Now that I'm trying to do my own thing in life, I feel so ill-equipped. I can't remember all the things I thought I learned in grade school and I sound like the uneducated ass I do NOT want to be. Wait, I AM the uneducated ass I do not want to be! I used to learn things with the goal of getting a pretty little letter of praise from the school officials telling my family what a wonderful person I was because my grades were better than the average joe. Whoopiefriggindoodle! Those numbers are so impersonal and meaningless to me now. Now I want to learn for myself. Now I want to learn because I have worthy goals for which to use my knowledge. I am no longer scared of a failing grade. Well, that's a lie. I am still a little averse to that icky letter F. But now I am able to accept that F in all its F'ing glory (hah sorry) and learn from it. I want to create knowledge, not just reuse it!

And another point. My 4.0s and steady stream of gold stars throughout grade school set unrealistic standards and expectations for other students. I think our grading system is so skewed now. The common view is that if our students aren't passing with straight As, then surely our teachers aren't doing a good enough job. So now teachers are pressured to pass out As like free candy. And that is an issue because our standards have lowered.

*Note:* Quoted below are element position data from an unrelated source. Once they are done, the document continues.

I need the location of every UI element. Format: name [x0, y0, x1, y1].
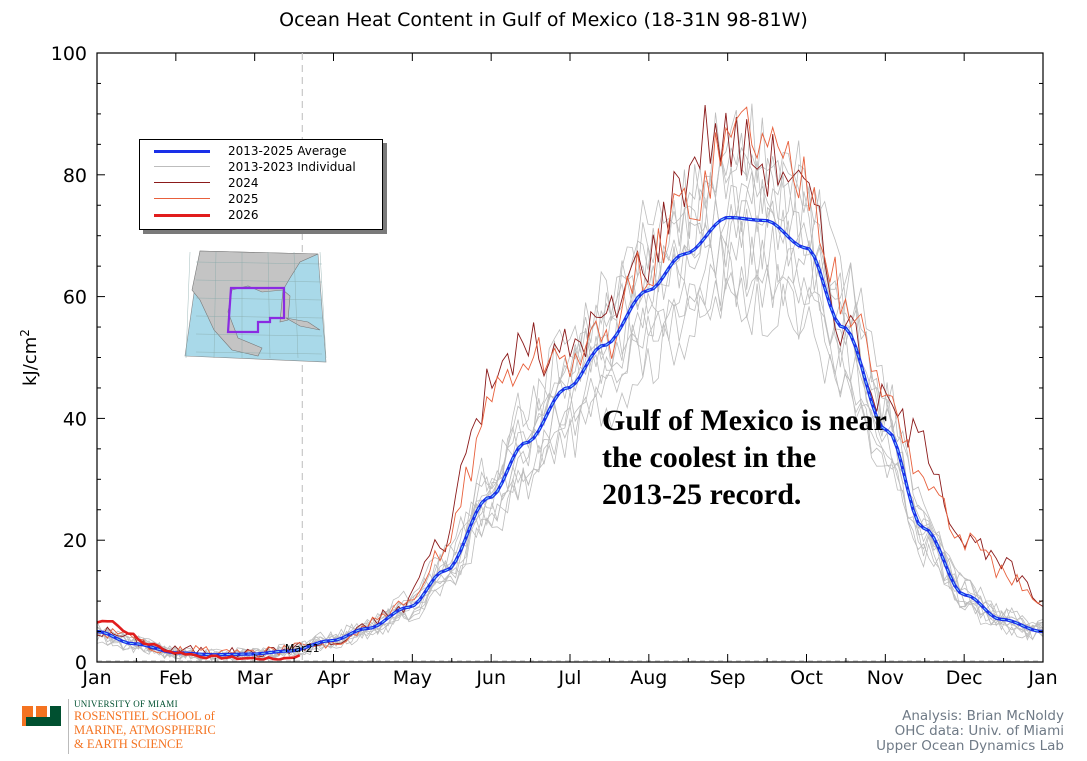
x-tick-label: Jan [1027, 667, 1057, 689]
map-grid-line [195, 315, 323, 319]
y-tick-label: 60 [63, 287, 87, 309]
legend-label: 2013-2025 Average [228, 144, 347, 158]
map-grid-line [195, 279, 323, 283]
map-grid-line [267, 251, 271, 359]
x-tick-label: Apr [317, 667, 350, 689]
map-grid-line [213, 251, 217, 359]
logo-university: UNIVERSITY OF MIAMI [74, 699, 178, 709]
legend-swatch [154, 166, 210, 167]
legend-label: 2026 [228, 208, 259, 222]
credit-lab: Upper Ocean Dynamics Lab [876, 738, 1064, 754]
series-line-2026 [96, 619, 301, 661]
map-grid-line [195, 261, 323, 265]
y-tick-label: 0 [75, 652, 87, 674]
map-grid-line [319, 251, 327, 359]
x-tick-label: Nov [867, 667, 904, 689]
legend-label: 2013-2023 Individual [228, 160, 356, 174]
axes-group: Mar21 0 20 40 60 80 100 kJ/cm2 Jan Feb Mar Apr May Ju… [18, 43, 1058, 689]
legend-label: 2025 [228, 192, 259, 206]
y-tick-label: 40 [63, 408, 87, 430]
legend-swatch [154, 214, 210, 217]
credit-data: OHC data: Univ. of Miami [894, 723, 1064, 739]
chart-title: Ocean Heat Content in Gulf of Mexico (18… [279, 9, 808, 31]
map-grid-line [195, 297, 323, 301]
y-tick-label: 80 [63, 165, 87, 187]
x-tick-label: May [393, 667, 432, 689]
individual-year-line [96, 171, 1044, 659]
map-land-cuba [285, 317, 321, 331]
x-tick-label: Jan [81, 667, 111, 689]
map-grid-line [195, 351, 323, 355]
chart-annotation: Gulf of Mexico is near the coolest in th… [602, 404, 887, 511]
x-tick-label: Jun [475, 667, 506, 689]
map-region-box [226, 286, 286, 334]
legend-swatch [154, 198, 210, 199]
gulf-of-mexico-region-map [184, 250, 327, 363]
y-axis-label: kJ/cm2 [18, 329, 41, 386]
map-grid-line [185, 251, 191, 359]
x-tick-label: Mar [237, 667, 273, 689]
legend-entry: 2026 [140, 207, 380, 223]
x-tick-label: Sep [710, 667, 746, 689]
legend-entry: 2013-2025 Average [140, 143, 380, 159]
map-land-mexico-us [191, 250, 319, 357]
chart-credits: Analysis: Brian McNoldy OHC data: Univ. … [876, 709, 1064, 754]
series-line-average-core [96, 217, 1044, 656]
legend-swatch [154, 150, 210, 153]
x-tick-label: Feb [159, 667, 193, 689]
series-lines-group [96, 104, 1044, 661]
logo-school-line2: MARINE, ATMOSPHERIC [74, 723, 216, 737]
map-grid-line [293, 251, 299, 359]
legend-label: 2024 [228, 176, 259, 190]
credit-analysis: Analysis: Brian McNoldy [902, 708, 1064, 724]
y-tick-label: 20 [63, 530, 87, 552]
legend-swatch [154, 182, 210, 183]
individual-year-line [96, 146, 1044, 660]
university-logo: UNIVERSITY OF MIAMI ROSENSTIEL SCHOOL of… [22, 699, 252, 754]
map-grid-line [195, 333, 323, 337]
legend-entry: 2025 [140, 191, 380, 207]
logo-school-line1: ROSENSTIEL SCHOOL of [74, 709, 215, 723]
legend-entry: 2013-2023 Individual [140, 159, 380, 175]
u-logo-icon [22, 706, 61, 726]
x-tick-label: Aug [630, 667, 667, 689]
chart-legend: 2013-2025 Average 2013-2023 Individual 202… [139, 139, 383, 230]
current-date-label: Mar21 [285, 642, 320, 655]
logo-divider [68, 699, 69, 754]
x-tick-label: Oct [790, 667, 823, 689]
y-tick-label: 100 [51, 43, 87, 65]
x-tick-label: Jul [558, 667, 582, 689]
legend-entry: 2024 [140, 175, 380, 191]
logo-school-line3: & EARTH SCIENCE [74, 737, 183, 751]
x-tick-label: Dec [946, 667, 983, 689]
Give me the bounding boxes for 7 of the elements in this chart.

And the kids who failed all their classes? Complete failures, right? Well it seems as though that's what our education system would have them believe. Their self-esteem is lowered to the point that they literally have no reason to care anymore, and I can't blame them. Once their grades get so low it really can appear pointless to keep trying in a broken system that is not well-adapted to their needs. The systems of our society so violently shove these youths down the ladder and make it exceedingly difficult to climb back up to the top! Or at least society's idea of 'the top.'
But what kills me most is that many of these kids are so much more gifted than many of the golden children with their beautiful 4.0 gpas. These children know what it means to fail, and they figured it out early on in life. Now would it not be beneficial to support these 'failures' and offer them other methods for achieving their goals? And I don't mean, 'hey, sonny there's a community college you can go to. It's your only option since you F'ed up.' There is such a BS social stigma attached to that. Like if you don't spend obscene amounts of money for your 4-year degree then you are clearly not an educated individual or something. Bull. Shit. I sit everyday in my classes with a bunch of blind bats paying obscene amounts of money to sit in classes they hate so they can get a fancy degree and make their parents proud. They aren't learning anything that they enjoy, and they are NOT benefitting our society as a whole. Instead their scholarship money is being wasted when kids paying for community college out of their own wallets could be using it to achieve something worthwhile.

Let's get our heads in the game. Let's enjoy our lives. Let's enjoy learning. And let's do these things for our own selves. I quit playing into the system. I give up. I have some dreams and I want to achieve them. I am going to ask questions in my classes. And I'm not going to dumb myself down so I can feel like I fit in with a group of dweebuses. I'm not a dweebus. I finally learned to have a little respect for myself, and I'm going to exercise my right to take care of myself. YOU ARE INTELLIGENT! YOU ARE WISE! YOU ARE BEAUTIFUL! YOU ARE YOU! OWN IT! Feel free to make mistakes. Learn from those mistakes. And then go kick some life ass with those learned lessons.